Transition from a strong-yet-brittle to a stronger-and-ductile state by size reduction of metallic glasses

Amorphous metallic alloys, or metallic glasses, are lucrative engineering materials owing to their superior mechanical properties such as high strength and large elastic strain. However, their main drawback is their propensity for highly catastrophic failure through rapid shear banding, significantly undercutting their structural applications. Here, we show that when reduced to 100 nm, Zr-based metallic glass nanopillars attain ceramiclike strengths (2.25 GPa) and metal-like ductility (25%) simultaneously.
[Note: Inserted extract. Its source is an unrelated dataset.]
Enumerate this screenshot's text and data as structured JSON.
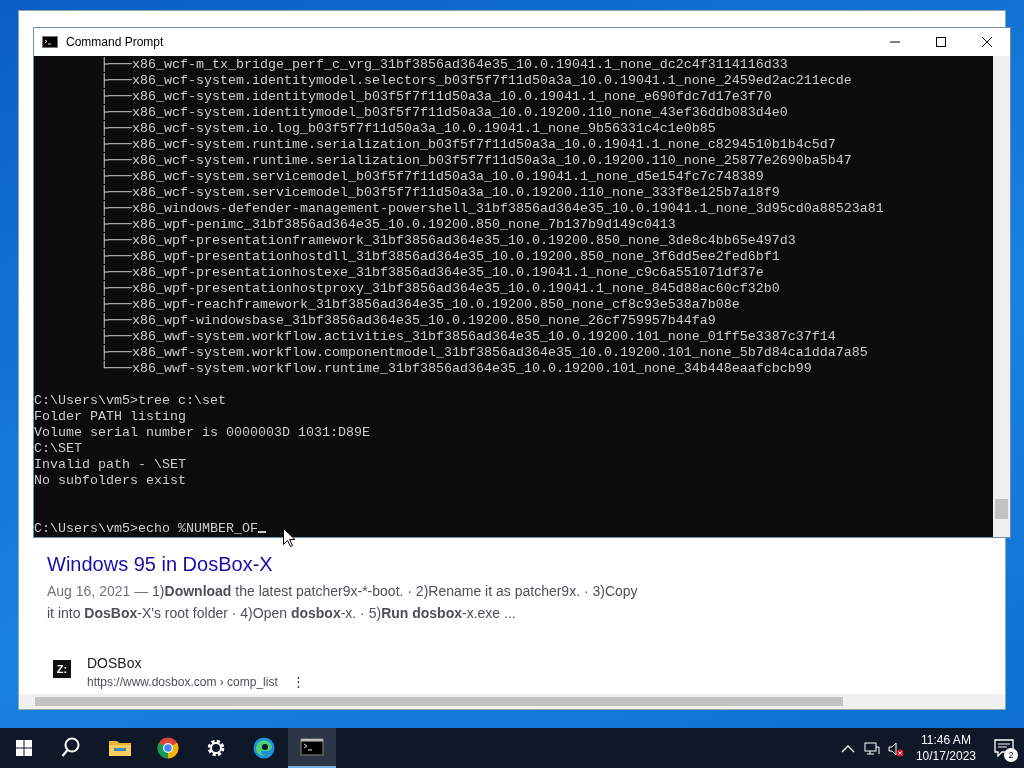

We report separate and distinct critical sizes for maximum strength and for the brittle-to-ductile transition, thereby demonstrating that strength and ability to carry plasticity are decoupled at the nanoscale. A phenomenological model for size dependence and brittle-to-homogeneous deformation is provided. A long-standing goal in engineering is to create better structural materials with enhanced useful properties for particular applications, commonly attained by constructing specific microstructures. Typical examples include martensites for strengthening, reinforced concrete for toughening and cellular structures for energy absorption. It was recently reported that extrinsic size also strongly affects crystalline properties at the submicrometre scale 1,2 , providing the opportunity to use feature size as a design parameter in attaining superior mechanical properties.